How DeepSeek Built The Current "Best" Math Prover AI

artesia · 2 June 2025 19:21

DeepSeek Prover V2 is the leading AI model for formal mathematical theorem proving, developed through a recursive pipeline that generates a vast dataset of verified formal proofs using models like Lean 4. This approach enables the system to produce rigorously verified proofs, outperforming previous models on challenging benchmarks and highlighting the potential for highly reliable, logically sound AI reasoning in mathematics.

artesia · 2 June 2025 19:41

The video discusses how DeepSeek has developed the current “best” AI model for formal mathematical theorem proving, called DeepSeek Prover V2. Unlike other AI models that focus on approximate reasoning or natural language explanations, this model excels in producing rigorously verified proofs within a formal system. The breakthrough stems from a novel pipeline that synthesizes a high-quality dataset of formal proofs, enabling the model to learn precise logical reasoning. On a challenging benchmark, the Putnam problems, DeepSeek Prover V2 significantly outperforms previous models, solving 49 out of 657 questions, which is nearly five times better than prior state-of-the-art solutions.

The core innovation lies in how the model is trained using a recursive, hierarchical pipeline that leverages formal proof systems like Lean 4. The process begins with a large generalist language model, DeepSeek V3, which sketches proof outlines in natural language and decomposes complex theorems into smaller sub-goals. A smaller, specialized prover model then fills in the details of these sub-goals, breaking them down further if they are too difficult.

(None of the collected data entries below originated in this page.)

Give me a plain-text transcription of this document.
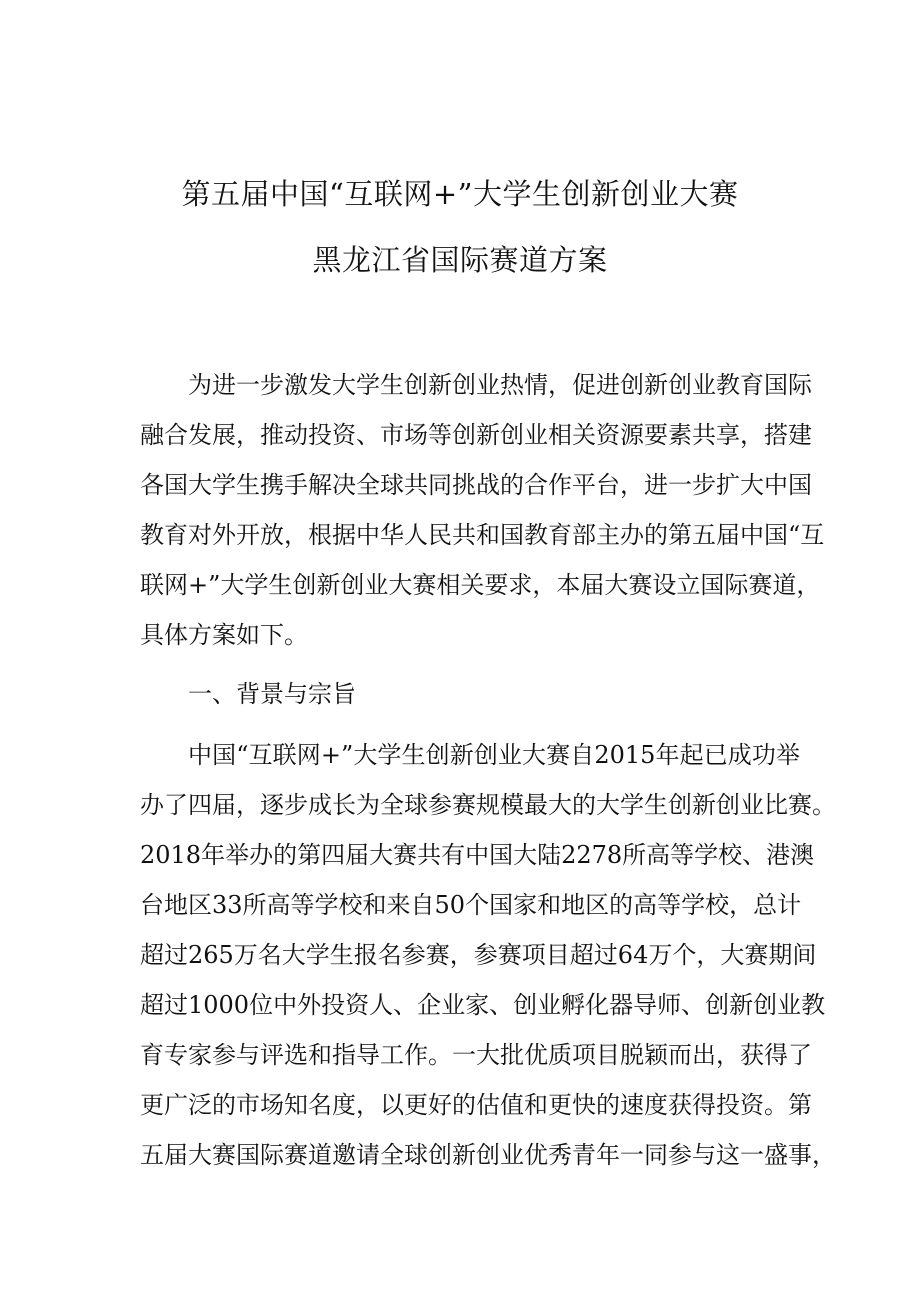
第五届中国“互联网+”大学生创新创业大赛
黑龙江省国际赛道方案
为进一步激发大学生创新创业热情，促进创新创业教育国际
融合发展，推动投资、市场等创新创业相关资源要素共享，搭建
各国大学生携手解决全球共同挑战的合作平台，进一步扩大中国
教育对外开放，根据中华人民共和国教育部主办的第五届中国“互
联网+”大学生创新创业大赛相关要求，本届大赛设立国际赛道，
具体方案如下。
一、背景与宗旨
中国“互联网+”大学生创新创业大赛自2015年起已成功举
办了四届，逐步成长为全球参赛规模最大的大学生创新创业比赛。
2018年举办的第四届大赛共有中国大陆2278所高等学校、港澳
台地区33所高等学校和来自50个国家和地区的高等学校，总计
超过265万名大学生报名参赛，参赛项目超过64万个，大赛期间
超过1000位中外投资人、企业家、创业孵化器导师、创新创业教
育专家参与评选和指导工作。一大批优质项目脱颖而出，获得了
更广泛的市场知名度，以更好的估值和更快的速度获得投资。第
五届大赛国际赛道邀请全球创新创业优秀青年一同参与这一盛事，
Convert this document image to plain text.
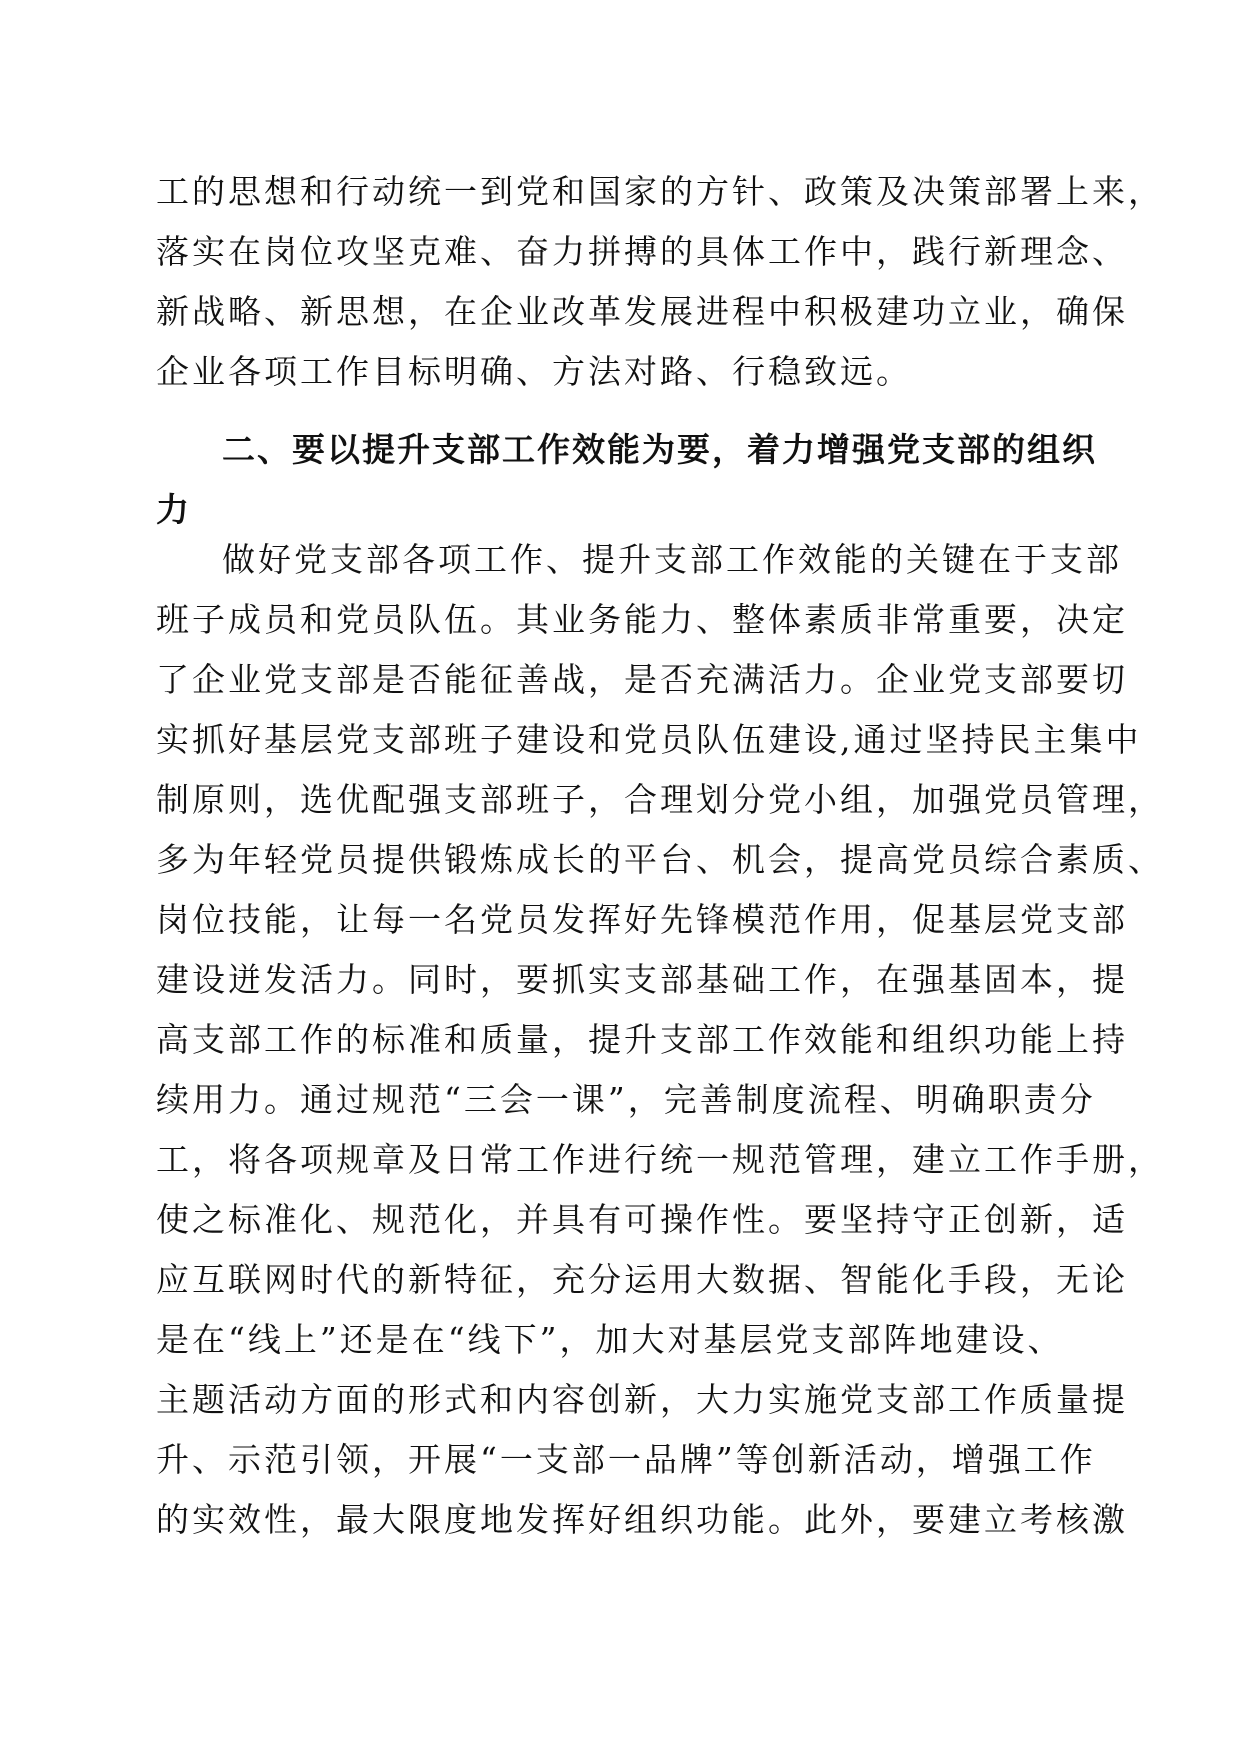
工的思想和行动统一到党和国家的方针、政策及决策部署上来，
落实在岗位攻坚克难、奋力拼搏的具体工作中，践行新理念、
新战略、新思想，在企业改革发展进程中积极建功立业，确保
企业各项工作目标明确、方法对路、行稳致远。
二、要以提升支部工作效能为要，着力增强党支部的组织
力
做好党支部各项工作、提升支部工作效能的关键在于支部
班子成员和党员队伍。其业务能力、整体素质非常重要，决定
了企业党支部是否能征善战，是否充满活力。企业党支部要切
实抓好基层党支部班子建设和党员队伍建设,通过坚持民主集中
制原则，选优配强支部班子，合理划分党小组，加强党员管理，
多为年轻党员提供锻炼成长的平台、机会，提高党员综合素质、
岗位技能，让每一名党员发挥好先锋模范作用，促基层党支部
建设迸发活力。同时，要抓实支部基础工作，在强基固本，提
高支部工作的标准和质量，提升支部工作效能和组织功能上持
续用力。通过规范“三会一课”，完善制度流程、明确职责分
工，将各项规章及日常工作进行统一规范管理，建立工作手册，
使之标准化、规范化，并具有可操作性。要坚持守正创新，适
应互联网时代的新特征，充分运用大数据、智能化手段，无论
是在“线上”还是在“线下”，加大对基层党支部阵地建设、
主题活动方面的形式和内容创新，大力实施党支部工作质量提
升、示范引领，开展“一支部一品牌”等创新活动，增强工作
的实效性，最大限度地发挥好组织功能。此外，要建立考核激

This recursive approach generates hundreds of verified formal proofs, which are then stitched together to create a rich training dataset called “co-star” data, enabling the large model to learn formal reasoning without human-labeled ground truth.

This synthetic data generation approach is highly efficient because it relies on a two-model setup: the large language model for outlining and decomposition, and a smaller, computationally inexpensive model for filling in proof details. The process produces a vast amount of verified proofs that serve as training data, allowing the model to internalize formal reasoning patterns. After training on this data, the model is further refined through reinforcement learning, where it is rewarded for generating correct proofs and maintaining logical structure, ensuring consistency and accuracy in its reasoning process.

Remarkably, the research reveals that larger models tend to internalize step-by-step reasoning, often producing explanations even when not explicitly prompted. Interestingly, a smaller 7B parameter model outperformed the larger 671B model on certain challenging problems, discovering unique proof tactics involving finite cardinalities that the bigger model did not. This suggests that smaller models can sometimes develop specialized skills that larger, more general models may overlook, highlighting the importance of targeted training and skill discovery in formal reasoning tasks.

Overall, DeepSeek Prover V2 represents a significant advancement in AI for formal mathematics, emphasizing rigorous, verifiable reasoning over approximate solutions. Unlike traditional math-solving models that produce answers or natural language explanations, this system guarantees correctness within a formal proof system like Lean 4. The approach holds promise for future AI developments, potentially leading to more reliable, logically sound reasoning systems that can tackle complex mathematical and scientific problems with unprecedented precision.